Um im Bereich Personalverleih aufzuzeigen, dass vom Personalverleiher tatsächlich die Absicht besteht, einen Arbeitnehmer in einem Baubetrieb unbefristet und fest einsetzen zu wollen, erscheint es notwendig, dass der Personalverleiher sich im unbefristeten Einsatzvertrag auch vollumfänglich an die Regeln des LMV und somit insbesondere auch an die Kündigungsfristen des LMV hält. Erfüllt der Personalverleiher in jeder Beziehung und vor allem auch in Bezug auf die Kündigungsfristen die Vorgaben des LMV, kann diese Ausgangslage mit einer unbefristeten Festanstellung verglichen werden. Dies wiederum hat zur Folge, dass der Personalverleiher in diesen Fällen auch die Bestimmungen über den gestaffelten Lohn gemäss Art. 43 Abs. 2 und 3 AVE LMV 2012 – 2015 analog anwenden kann.
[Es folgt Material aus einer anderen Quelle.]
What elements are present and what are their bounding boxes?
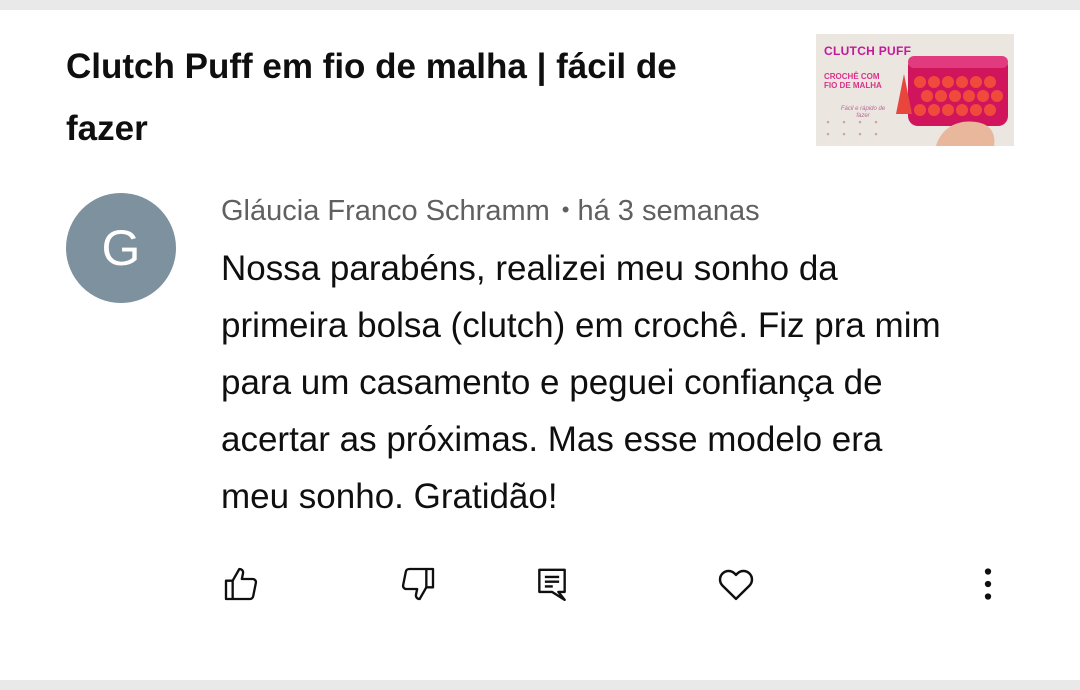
thumbnail-tagline: Fácil e rápido de fazer	[840, 106, 886, 119]
thumbnail-subtitle: CROCHÊ COM FIO DE MALHA	[824, 72, 882, 90]
dislike-button[interactable]	[396, 562, 440, 606]
thumbnail-title: CLUTCH PUFF	[824, 44, 912, 58]
heart-button[interactable]	[714, 562, 758, 606]
comment-author[interactable]: Gláucia Franco Schramm	[221, 195, 550, 227]
bottom-divider	[0, 680, 1080, 690]
like-button[interactable]	[219, 562, 263, 606]
avatar[interactable]: G	[66, 193, 176, 303]
avatar-letter: G	[101, 220, 141, 276]
top-divider	[0, 0, 1080, 10]
more-options-button[interactable]	[966, 562, 1010, 606]
thumbs-down-icon	[401, 567, 435, 601]
comment-time: há 3 semanas	[577, 195, 760, 227]
meta-separator: •	[561, 197, 570, 222]
video-title[interactable]: Clutch Puff em fio de malha | fácil de f…	[66, 36, 766, 160]
more-vertical-icon	[984, 568, 992, 600]
reply-icon	[538, 568, 566, 602]
reply-button[interactable]	[530, 562, 574, 606]
video-thumbnail[interactable]: CLUTCH PUFF CROCHÊ COM FIO DE MALHA Fáci…	[816, 34, 1014, 146]
heart-icon	[718, 569, 754, 601]
comment-meta: Gláucia Franco Schramm • há 3 semanas	[221, 195, 760, 228]
thumbs-up-icon	[224, 567, 258, 601]
comment-text: Nossa parabéns, realizei meu sonho da pr…	[221, 249, 941, 516]
comment-card: Clutch Puff em fio de malha | fácil de f…	[0, 0, 1080, 690]
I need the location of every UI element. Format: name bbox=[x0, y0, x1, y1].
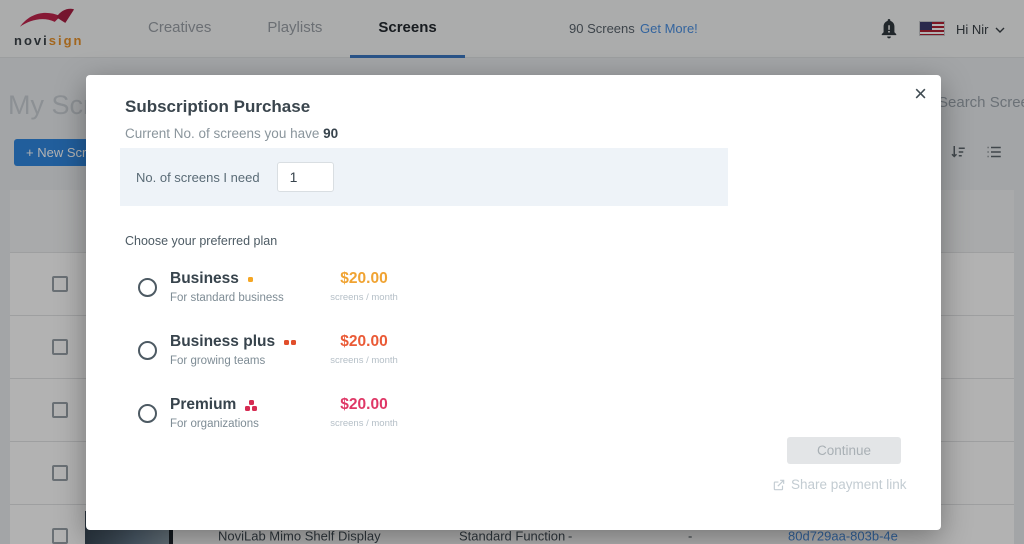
plan-subtitle: For standard business bbox=[170, 292, 284, 304]
radio-business-plus[interactable] bbox=[138, 341, 157, 360]
plan-option-business-plus[interactable]: Business plus For growing teams $20.00 s… bbox=[136, 333, 556, 385]
screens-needed-input[interactable] bbox=[276, 162, 334, 192]
plan-subtitle: For growing teams bbox=[170, 355, 266, 367]
plan-price: $20.00 bbox=[340, 270, 388, 287]
radio-premium[interactable] bbox=[138, 404, 157, 423]
share-payment-link-label: Share payment link bbox=[791, 477, 907, 492]
close-icon[interactable]: × bbox=[914, 79, 927, 110]
plan-name: Premium bbox=[170, 396, 259, 414]
current-screens-label: Current No. of screens you have 90 bbox=[125, 126, 339, 141]
plan-price-unit: screens / month bbox=[330, 355, 398, 366]
plan-tier-dots-icon bbox=[245, 399, 258, 411]
plan-price-unit: screens / month bbox=[330, 292, 398, 303]
share-payment-link[interactable]: Share payment link bbox=[772, 477, 907, 492]
choose-plan-label: Choose your preferred plan bbox=[125, 234, 278, 248]
screens-needed-label: No. of screens I need bbox=[136, 169, 260, 185]
plan-tier-dots-icon bbox=[247, 276, 253, 282]
external-link-icon bbox=[773, 479, 785, 490]
plan-price-unit: screens / month bbox=[330, 418, 398, 429]
subscription-purchase-modal: × Subscription Purchase Current No. of s… bbox=[86, 75, 941, 530]
screens-needed-band: No. of screens I need bbox=[120, 148, 728, 206]
current-screens-value: 90 bbox=[323, 126, 339, 141]
plan-name: Business bbox=[170, 270, 284, 288]
plan-tier-dots-icon bbox=[284, 339, 297, 345]
plan-subtitle: For organizations bbox=[170, 418, 259, 430]
modal-title: Subscription Purchase bbox=[125, 97, 311, 116]
plan-price: $20.00 bbox=[340, 333, 388, 350]
continue-button[interactable]: Continue bbox=[787, 437, 901, 464]
radio-business[interactable] bbox=[138, 278, 157, 297]
plan-option-premium[interactable]: Premium For organizations $20.00 screens… bbox=[136, 396, 556, 448]
plan-option-business[interactable]: Business For standard business $20.00 sc… bbox=[136, 270, 556, 322]
plan-price: $20.00 bbox=[340, 396, 388, 413]
plan-name: Business plus bbox=[170, 333, 297, 351]
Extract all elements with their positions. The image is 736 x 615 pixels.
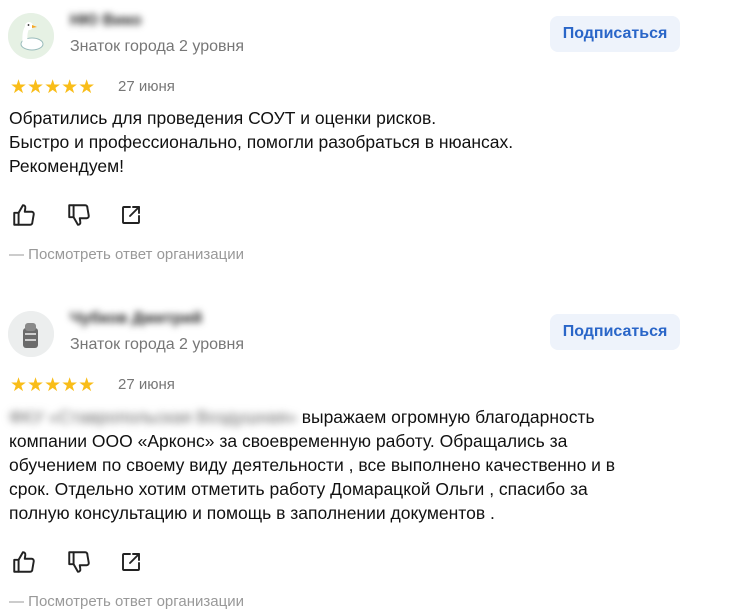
review-card: НЮ Вико Знаток города 2 уровня Подписать… <box>0 0 736 290</box>
author-level: Знаток города 2 уровня <box>70 336 245 353</box>
view-response-link[interactable]: — Посмотреть ответ организации <box>9 246 244 263</box>
review-text-line: ФКУ «Ставропольская Воздушная» выражаем … <box>9 405 699 429</box>
share-icon[interactable] <box>117 201 145 229</box>
subscribe-button[interactable]: Подписаться <box>550 16 680 52</box>
review-text-line: Рекомендуем! <box>9 156 125 176</box>
rating-stars: ★★★★★ <box>10 375 96 396</box>
thumbs-up-icon[interactable] <box>10 201 38 229</box>
author-name[interactable]: НЮ Вико <box>70 12 141 30</box>
review-text-line: срок. Отдельно хотим отметить работу Дом… <box>9 479 588 499</box>
review-date: 27 июня <box>118 376 175 393</box>
subscribe-button[interactable]: Подписаться <box>550 314 680 350</box>
review-text-line: обучением по своему виду деятельности , … <box>9 455 616 475</box>
review-date: 27 июня <box>118 78 175 95</box>
bag-avatar-icon[interactable] <box>8 311 54 357</box>
review-text-line: Обратились для проведения СОУТ и оценки … <box>9 108 437 128</box>
review-text-fragment: выражаем огромную благодарность <box>296 407 595 427</box>
review-text-line: компании ООО «Арконс» за своевременную р… <box>9 431 568 451</box>
share-icon[interactable] <box>117 548 145 576</box>
view-response-link[interactable]: — Посмотреть ответ организации <box>9 593 244 610</box>
rating-stars: ★★★★★ <box>10 77 96 98</box>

Bei befristeten Einsatzverträgen finden die Art. 43 Abs. 2 und 3 LMV 2012 – 2015 klarerweise keine Anwendung.

 

* Mit BRB vom 29. März 2016 (AVE in Kraft seit 1. Mai 2016) hat der Bundesrat die folgende Bestimmung des GAV Personalverleih allgemeinverbindlich erklärt:

„Art. 11 Kündigung

1 Während der Probezeit kann das Arbeitsverhältnis jederzeit unter Einhaltung einer Frist von zwei Arbeitstagen gekündigt werden. (…)“

–> Damit wurde die zuvor nicht allgemeinverbindlich erklärte Bestimmung von Art. 10 Abs. 4 GAV Personalverleih durch Art. 11 Abs. 1 AVE GAV Personalverleih ersetzt.

Datei

SVK 13/2013; SVK 90/2016
Anwendbarkeit der Bestimmungen für Personalverleiher im Rahmen des Vollzugs des AVE LMV 2012-2015 (Anwendung von Art. 43 Abs. 2 im Rahmen des AVE LMV 2008 in VK-SPK 45/2006, Übergangsbestimmungen von AVE LMV 2008 zum AVE LMV 2012-2015 in SVK 37/2013) Art. 43 Abs. 2 LMV hat im neuen LMV 2012-2015 eine Änderung erfahren. Darüber hinaus wurde ein neuer Art. 43 Abs. 3 LMV eingefügt. Mit Beschluss im SVK Referenzfall 90/2016 wurde hinsichtlich Art. 43 Abs. 2 LMV festgehalten, dass diese Bestimmung auf alle Arbeitnehmer der Lohnklasse Q und somit ebenso auf Arbeitnehmer mit einem eidgenössischen Fähigkeitszeugnis (EFZ) in einem Beruf für Hilfsbetriebe in den Unternehmungen des Bauhauptgewerbes im Sinne von Ziffer 2.2. des Anhangs 15 AVE LMV anwendbar ist. In der Stellungnahme wird ausgeführt, in welcher Konstellation diese zwei inhaltlich neuen Absätze für den Personalverleih Anwendung finden können. Zusammengefasst ist festzuhalten, dass ein Personalverleiher die Bestimmungen von Art. 43 Abs. 2 und 3 LMV dann analog anwenden kann, wenn er sich im Rahmen eines unbefristeten Einsatzvertrags vollumfänglich an die Regeln des LMV und somit insbesondere auch an die Kündigungsfristen des LMV hält.